Now, let’s talk about CPUs on the Top500 list. Our buddy Aaron Rakers over at Wells Fargo Securities made this pretty chart counting cores by CPU generation and vendor over time:
The first thing I hoped you noticed is that the number of cores in the Top500 list has kissed 40 million and has been kissing it like a bad rom-com for the past two years. AMD’s share is on the order of a third of the cores and has been growing steadily since 2020. Now, if you drill down into the data and adjust to show the performance of the cores by CPU generation, AMD’s share of systems is only 24.2 percent in the current Top500 list with a share of cores around 35.4 percent, but its share of sustained Linpack embodied in those cores is 51.1 percent. This data, which comes from the Top500 database sublist generator, seems to include the count and the performance of both the CPU and GPU cores. It is not easy to isolate the CPU-only systems and make comparisons of these, which would be useful.

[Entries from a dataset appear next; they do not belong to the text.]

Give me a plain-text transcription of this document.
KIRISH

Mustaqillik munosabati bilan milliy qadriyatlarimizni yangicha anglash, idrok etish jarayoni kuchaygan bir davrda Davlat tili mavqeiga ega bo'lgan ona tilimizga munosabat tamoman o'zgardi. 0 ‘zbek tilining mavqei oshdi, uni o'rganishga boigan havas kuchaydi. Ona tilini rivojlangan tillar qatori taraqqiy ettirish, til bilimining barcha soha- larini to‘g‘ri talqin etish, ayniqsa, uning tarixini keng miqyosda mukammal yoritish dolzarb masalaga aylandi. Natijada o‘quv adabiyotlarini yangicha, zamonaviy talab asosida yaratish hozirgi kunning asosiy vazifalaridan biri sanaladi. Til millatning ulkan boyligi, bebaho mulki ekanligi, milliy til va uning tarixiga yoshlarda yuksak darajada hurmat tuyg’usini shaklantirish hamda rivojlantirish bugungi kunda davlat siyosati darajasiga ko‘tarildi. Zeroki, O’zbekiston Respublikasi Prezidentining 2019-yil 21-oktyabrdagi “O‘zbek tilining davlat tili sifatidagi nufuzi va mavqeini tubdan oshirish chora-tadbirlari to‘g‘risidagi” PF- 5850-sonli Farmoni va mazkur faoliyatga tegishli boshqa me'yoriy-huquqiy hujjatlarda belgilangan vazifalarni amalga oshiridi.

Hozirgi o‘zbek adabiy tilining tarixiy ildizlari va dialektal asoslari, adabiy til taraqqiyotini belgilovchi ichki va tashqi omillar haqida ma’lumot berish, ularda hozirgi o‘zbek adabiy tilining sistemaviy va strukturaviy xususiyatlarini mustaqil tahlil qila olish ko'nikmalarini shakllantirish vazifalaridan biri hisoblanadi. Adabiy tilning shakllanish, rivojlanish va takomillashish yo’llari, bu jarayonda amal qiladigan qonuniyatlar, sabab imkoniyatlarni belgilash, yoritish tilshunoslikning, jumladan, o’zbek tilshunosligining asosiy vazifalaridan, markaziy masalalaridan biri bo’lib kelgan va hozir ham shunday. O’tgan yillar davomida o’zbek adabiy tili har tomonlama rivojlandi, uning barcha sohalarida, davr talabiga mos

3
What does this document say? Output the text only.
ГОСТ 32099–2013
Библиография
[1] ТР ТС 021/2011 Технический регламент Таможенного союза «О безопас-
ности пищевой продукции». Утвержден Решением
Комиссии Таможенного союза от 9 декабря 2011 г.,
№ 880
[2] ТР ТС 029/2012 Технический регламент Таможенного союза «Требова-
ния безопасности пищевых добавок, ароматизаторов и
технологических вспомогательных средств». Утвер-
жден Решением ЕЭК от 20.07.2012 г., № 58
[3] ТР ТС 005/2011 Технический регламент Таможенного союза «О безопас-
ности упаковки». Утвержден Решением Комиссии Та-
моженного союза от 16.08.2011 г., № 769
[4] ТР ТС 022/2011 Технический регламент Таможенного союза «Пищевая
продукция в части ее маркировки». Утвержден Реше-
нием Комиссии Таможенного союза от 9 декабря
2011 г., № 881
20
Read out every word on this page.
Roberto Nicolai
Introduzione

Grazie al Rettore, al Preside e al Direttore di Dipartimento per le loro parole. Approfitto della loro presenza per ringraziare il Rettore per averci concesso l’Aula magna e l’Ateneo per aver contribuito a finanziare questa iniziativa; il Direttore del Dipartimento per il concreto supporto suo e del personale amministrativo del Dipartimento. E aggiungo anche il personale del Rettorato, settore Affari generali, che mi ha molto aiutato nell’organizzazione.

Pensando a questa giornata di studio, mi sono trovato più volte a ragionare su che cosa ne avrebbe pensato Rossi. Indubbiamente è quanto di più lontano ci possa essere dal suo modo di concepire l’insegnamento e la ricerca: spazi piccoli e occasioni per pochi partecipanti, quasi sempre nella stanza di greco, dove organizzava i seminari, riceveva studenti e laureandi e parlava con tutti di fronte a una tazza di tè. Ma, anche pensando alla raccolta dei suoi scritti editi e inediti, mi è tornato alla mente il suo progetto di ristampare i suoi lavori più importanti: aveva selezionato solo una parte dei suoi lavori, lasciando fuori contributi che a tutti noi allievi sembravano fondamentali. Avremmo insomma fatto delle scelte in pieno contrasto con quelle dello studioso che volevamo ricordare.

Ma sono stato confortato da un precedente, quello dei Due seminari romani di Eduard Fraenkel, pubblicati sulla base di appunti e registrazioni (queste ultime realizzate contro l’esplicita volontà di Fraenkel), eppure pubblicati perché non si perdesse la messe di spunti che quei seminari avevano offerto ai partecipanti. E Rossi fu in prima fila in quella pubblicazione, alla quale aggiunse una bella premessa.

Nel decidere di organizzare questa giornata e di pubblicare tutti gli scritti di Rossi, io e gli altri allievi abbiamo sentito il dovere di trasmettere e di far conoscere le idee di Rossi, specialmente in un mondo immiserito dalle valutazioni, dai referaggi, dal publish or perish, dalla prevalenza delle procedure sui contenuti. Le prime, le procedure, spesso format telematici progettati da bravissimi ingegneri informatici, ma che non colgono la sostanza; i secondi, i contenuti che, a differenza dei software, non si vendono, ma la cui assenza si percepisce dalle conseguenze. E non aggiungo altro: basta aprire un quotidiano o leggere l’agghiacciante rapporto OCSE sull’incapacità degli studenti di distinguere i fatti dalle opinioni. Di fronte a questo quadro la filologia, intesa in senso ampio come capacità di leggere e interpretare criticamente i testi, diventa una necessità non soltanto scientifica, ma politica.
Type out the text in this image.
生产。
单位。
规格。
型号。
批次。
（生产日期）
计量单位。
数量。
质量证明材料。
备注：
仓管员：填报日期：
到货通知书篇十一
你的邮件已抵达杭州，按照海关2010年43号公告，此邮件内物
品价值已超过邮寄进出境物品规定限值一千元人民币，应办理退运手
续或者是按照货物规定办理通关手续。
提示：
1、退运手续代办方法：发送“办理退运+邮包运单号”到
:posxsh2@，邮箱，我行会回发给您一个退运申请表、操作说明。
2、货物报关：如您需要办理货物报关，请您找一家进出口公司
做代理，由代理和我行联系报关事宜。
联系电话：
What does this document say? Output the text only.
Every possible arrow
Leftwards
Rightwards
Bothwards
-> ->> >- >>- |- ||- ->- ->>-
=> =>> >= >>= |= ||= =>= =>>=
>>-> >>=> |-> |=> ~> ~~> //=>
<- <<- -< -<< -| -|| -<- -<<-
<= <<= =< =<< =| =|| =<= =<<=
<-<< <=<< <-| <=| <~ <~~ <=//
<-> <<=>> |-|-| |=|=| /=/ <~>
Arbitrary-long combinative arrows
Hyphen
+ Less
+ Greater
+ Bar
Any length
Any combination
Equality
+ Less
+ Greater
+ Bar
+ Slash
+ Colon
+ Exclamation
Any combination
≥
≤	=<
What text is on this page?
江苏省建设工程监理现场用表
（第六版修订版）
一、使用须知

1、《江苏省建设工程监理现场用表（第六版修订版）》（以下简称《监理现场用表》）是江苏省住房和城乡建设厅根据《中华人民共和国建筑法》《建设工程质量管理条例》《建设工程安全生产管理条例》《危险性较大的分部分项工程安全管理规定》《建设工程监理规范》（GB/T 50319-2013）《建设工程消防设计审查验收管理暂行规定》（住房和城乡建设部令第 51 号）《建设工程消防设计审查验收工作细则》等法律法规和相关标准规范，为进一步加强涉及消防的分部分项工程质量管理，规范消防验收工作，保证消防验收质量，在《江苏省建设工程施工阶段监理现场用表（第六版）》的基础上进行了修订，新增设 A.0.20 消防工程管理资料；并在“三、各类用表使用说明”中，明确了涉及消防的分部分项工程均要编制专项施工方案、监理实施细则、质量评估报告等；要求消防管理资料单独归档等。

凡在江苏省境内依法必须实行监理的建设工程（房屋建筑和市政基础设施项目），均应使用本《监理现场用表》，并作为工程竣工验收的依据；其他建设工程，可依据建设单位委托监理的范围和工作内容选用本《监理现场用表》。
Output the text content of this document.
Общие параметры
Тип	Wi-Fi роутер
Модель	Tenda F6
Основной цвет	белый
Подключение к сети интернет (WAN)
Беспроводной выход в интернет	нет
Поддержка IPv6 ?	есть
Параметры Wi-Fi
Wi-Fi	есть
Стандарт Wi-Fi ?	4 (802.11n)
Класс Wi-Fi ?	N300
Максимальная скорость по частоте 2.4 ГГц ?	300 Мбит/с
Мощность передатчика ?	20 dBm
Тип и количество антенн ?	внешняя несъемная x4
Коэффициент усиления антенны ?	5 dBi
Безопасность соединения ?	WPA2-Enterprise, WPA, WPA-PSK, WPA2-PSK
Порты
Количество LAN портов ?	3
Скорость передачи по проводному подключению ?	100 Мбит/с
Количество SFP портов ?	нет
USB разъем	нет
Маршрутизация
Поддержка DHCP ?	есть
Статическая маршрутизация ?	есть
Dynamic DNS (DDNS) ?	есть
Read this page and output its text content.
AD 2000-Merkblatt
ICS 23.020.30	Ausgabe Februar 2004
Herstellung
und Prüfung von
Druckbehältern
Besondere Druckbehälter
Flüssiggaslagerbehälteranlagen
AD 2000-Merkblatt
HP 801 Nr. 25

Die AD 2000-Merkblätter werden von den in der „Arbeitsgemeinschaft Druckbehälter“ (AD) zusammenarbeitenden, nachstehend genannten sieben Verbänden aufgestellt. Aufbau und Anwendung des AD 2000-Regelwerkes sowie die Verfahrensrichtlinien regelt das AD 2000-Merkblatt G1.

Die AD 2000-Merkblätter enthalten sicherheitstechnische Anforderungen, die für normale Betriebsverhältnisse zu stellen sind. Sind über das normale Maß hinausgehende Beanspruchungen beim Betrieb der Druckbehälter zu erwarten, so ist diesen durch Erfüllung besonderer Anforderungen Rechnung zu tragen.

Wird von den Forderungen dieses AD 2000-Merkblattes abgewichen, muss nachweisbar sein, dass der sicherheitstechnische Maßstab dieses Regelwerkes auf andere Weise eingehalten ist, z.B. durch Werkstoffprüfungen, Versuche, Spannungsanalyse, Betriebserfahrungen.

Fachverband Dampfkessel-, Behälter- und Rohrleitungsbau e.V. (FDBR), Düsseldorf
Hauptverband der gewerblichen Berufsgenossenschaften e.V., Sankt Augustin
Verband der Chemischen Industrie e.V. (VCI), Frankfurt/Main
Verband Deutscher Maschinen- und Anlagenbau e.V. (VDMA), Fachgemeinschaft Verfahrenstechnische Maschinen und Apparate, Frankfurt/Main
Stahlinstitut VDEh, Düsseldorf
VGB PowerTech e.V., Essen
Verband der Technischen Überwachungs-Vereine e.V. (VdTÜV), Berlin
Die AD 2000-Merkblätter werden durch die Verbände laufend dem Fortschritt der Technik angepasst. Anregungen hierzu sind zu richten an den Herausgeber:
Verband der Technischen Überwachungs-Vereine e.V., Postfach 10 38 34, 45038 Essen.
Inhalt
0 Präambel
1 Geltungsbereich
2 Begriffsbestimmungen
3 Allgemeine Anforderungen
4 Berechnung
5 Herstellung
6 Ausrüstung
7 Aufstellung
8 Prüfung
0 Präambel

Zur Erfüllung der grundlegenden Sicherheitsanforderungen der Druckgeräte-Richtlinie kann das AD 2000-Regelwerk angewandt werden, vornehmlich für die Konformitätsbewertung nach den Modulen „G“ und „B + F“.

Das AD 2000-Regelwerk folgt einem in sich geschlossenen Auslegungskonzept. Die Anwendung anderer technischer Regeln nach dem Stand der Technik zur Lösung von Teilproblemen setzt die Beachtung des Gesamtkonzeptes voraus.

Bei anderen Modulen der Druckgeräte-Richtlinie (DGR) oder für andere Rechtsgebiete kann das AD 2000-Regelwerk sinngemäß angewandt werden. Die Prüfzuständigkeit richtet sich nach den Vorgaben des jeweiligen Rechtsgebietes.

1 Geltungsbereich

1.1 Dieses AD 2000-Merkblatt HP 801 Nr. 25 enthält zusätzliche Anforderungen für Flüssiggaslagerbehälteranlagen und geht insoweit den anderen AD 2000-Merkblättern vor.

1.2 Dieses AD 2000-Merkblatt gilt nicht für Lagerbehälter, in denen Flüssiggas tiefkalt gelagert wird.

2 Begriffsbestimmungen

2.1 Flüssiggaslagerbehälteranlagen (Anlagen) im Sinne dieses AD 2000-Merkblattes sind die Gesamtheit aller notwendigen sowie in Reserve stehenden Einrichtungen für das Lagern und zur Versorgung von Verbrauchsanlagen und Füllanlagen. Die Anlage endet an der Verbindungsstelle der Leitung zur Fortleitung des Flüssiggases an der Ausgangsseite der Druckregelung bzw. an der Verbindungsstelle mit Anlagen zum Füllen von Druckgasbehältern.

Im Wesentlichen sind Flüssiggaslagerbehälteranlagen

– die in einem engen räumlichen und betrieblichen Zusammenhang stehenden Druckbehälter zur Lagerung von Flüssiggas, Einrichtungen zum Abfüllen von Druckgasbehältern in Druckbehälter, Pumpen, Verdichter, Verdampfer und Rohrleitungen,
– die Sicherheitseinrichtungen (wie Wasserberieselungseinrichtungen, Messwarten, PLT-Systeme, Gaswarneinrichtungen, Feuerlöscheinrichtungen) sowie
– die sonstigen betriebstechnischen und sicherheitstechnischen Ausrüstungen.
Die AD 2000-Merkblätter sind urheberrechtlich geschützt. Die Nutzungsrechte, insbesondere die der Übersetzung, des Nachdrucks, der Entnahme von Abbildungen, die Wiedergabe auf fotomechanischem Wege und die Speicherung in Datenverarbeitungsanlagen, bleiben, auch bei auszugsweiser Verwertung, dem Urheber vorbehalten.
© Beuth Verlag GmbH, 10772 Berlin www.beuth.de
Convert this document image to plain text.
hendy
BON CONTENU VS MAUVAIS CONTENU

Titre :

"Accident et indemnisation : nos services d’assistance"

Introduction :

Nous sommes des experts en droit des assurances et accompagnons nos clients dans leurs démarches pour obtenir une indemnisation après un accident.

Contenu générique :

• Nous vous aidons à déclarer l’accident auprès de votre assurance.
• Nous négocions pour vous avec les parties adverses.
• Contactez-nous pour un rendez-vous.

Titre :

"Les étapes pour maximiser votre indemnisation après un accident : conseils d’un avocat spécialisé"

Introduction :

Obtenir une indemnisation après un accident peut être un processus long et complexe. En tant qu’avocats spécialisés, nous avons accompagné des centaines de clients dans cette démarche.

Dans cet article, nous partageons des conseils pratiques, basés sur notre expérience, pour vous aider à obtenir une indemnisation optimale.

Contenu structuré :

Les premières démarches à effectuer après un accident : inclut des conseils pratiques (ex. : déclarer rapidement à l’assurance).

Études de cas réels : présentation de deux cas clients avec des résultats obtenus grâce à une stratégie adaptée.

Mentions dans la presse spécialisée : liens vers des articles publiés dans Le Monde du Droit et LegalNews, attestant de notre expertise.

Our point is, if AMD has somewhere a little bit north of a third of the CPUs in the Top500 systems, of the aggregate performance embodied in those CPUs, its share of performance might be 40 percent, or maybe a little bit higher. AMD has not enjoyed such success in HPC since the peak of the Opterons back in the middle to late 2000s. And this time, it has to take on not just Intel in CPUs, but Nvidia in GPUs.
To get onto the list, a supercomputer had to have at least 1.87 petaflops on Linpack. To break into the top 100 machines, which is a reasonable proxy for capability-class supercomputers doing real HPC work, you have to break 6.32 petaflops.
The total capacity of the Top500 list is now 5.24 exaflops, up 7.8 percent from November last year and up 19.1 percent from the 4.4 exaflops a year ago.